La realización de desfiles en conmemoración del Bicentenario de nuestra Independencia fue un indicio de la reubicación de las Fuerzas Armadas en la consideración oficial y probablemente también social. En palabras del ministro de Defensa, Julio Martínez, al anunciar el evento: "En el gobierno anterior hubo maltrato, persecución y falta de respeto a nuestras Fuerzas Armadas, a las que tenían escondidas" y agregó: "No es para mostrar poder, que tampoco tenemos porque hemos recibido las Fuerzas Armadas con falta de capacidades y presupuesto".
En 33 años de gobiernos constitucionales el Congreso nunca desarrolló una discusión seria sobre las implicancias de quitar gradualmente a las Fuerzas Armadas su capacidad defensiva. Pero esto sucedió. Cualquier voz señalando esa falencia sería mal considerada políticamente y sospechada de defender "represores" o de alimentar intenciones golpistas. Si el propósito sigue siendo mantener desarmadas las fuerzas para asegurar que no haya golpes militares, ello significaría después de 33 años otro grave problema de madurez institucional.
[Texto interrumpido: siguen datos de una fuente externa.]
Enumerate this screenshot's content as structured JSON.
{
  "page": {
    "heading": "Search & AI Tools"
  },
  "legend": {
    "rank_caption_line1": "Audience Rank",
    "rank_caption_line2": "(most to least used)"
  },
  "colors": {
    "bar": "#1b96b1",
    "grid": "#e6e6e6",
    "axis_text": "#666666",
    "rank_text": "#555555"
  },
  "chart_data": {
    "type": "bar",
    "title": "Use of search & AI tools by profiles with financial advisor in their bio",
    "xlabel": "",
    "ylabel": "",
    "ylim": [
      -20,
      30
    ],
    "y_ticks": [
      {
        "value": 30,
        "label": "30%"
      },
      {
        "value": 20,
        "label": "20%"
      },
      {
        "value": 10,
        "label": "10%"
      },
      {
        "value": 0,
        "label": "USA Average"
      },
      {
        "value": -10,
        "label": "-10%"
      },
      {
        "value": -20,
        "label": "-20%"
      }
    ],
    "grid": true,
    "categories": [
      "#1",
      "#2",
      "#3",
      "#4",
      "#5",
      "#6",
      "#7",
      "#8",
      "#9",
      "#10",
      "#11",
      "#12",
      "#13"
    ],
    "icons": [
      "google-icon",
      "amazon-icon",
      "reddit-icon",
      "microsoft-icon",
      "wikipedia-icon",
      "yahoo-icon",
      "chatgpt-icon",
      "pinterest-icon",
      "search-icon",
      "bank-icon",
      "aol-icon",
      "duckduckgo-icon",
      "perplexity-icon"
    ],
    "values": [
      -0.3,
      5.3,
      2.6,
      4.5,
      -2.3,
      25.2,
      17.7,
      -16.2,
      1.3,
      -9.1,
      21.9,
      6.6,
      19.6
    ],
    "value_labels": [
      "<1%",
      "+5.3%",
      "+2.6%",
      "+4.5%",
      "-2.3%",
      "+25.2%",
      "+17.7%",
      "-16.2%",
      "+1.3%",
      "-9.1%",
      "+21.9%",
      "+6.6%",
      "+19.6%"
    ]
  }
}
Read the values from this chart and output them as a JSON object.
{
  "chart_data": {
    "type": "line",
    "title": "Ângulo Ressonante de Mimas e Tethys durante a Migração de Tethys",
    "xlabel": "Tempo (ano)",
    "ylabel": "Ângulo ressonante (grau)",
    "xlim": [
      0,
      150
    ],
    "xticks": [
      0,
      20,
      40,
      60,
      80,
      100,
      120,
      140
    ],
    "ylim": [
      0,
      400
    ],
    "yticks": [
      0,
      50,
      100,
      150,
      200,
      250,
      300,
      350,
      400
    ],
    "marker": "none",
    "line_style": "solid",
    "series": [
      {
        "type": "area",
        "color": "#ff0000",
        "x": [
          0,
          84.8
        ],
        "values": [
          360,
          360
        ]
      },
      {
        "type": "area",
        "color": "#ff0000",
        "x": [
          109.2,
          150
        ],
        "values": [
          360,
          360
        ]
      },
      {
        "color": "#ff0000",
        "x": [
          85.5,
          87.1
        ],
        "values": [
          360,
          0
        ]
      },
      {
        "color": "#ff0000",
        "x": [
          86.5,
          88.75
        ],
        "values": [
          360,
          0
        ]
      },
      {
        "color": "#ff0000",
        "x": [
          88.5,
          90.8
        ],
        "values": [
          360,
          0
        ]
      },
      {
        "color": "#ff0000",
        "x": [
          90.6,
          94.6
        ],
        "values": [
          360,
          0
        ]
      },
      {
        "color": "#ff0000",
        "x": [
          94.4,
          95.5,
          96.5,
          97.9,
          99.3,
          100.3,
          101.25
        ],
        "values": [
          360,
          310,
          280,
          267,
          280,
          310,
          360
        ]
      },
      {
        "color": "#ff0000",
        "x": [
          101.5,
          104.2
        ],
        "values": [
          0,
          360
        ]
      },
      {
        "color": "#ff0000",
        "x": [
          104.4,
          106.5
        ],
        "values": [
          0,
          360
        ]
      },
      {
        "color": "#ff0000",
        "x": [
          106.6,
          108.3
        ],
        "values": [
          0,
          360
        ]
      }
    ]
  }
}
El acatamiento militar a las autoridades de la Constitución debe entenderse como un hecho ya consolidado.
Dentro de estas extremas escaseces, el presupuesto de defensa expone en sus limitadas inversiones la prioridad por impulsar la industria militar local. Este objetivo puede estar en contradicción, y de hecho lo está, con el logro de la mayor eficacia militar basada en armamento de última generación. Por ejemplo, se propone modernizar el Polo Químico de la Fábrica Militar de Río Tercero. También se han programado una línea de armado de vagones y una planta de fabricación de pistolas en la Fábrica Militar Fray Luis Beltrán. Ninguna de estas inversiones aportará capacidad militar significativa. La pregunta, entonces, es por qué el presupuesto de defensa pone al Estado a armar vagones de uso civil.
Se impone una completa revisión de la política de defensa que debería sustentarse en una discusión que se inicie con la decisión de contar con fuerzas armadas. Salvado esto, el marco de un programa consensuado debe incluir la reconciliación y la superación de los sentimientos antimilitares que han motivado no sólo el deterioro defensivo que exponemos en este editorial, sino también un tratamiento judicial asimétrico y claramente violatorio de los principios de la justicia en el tratamiento de los hechos de la guerra antisubversiva que nuestro país vivió en los años setenta.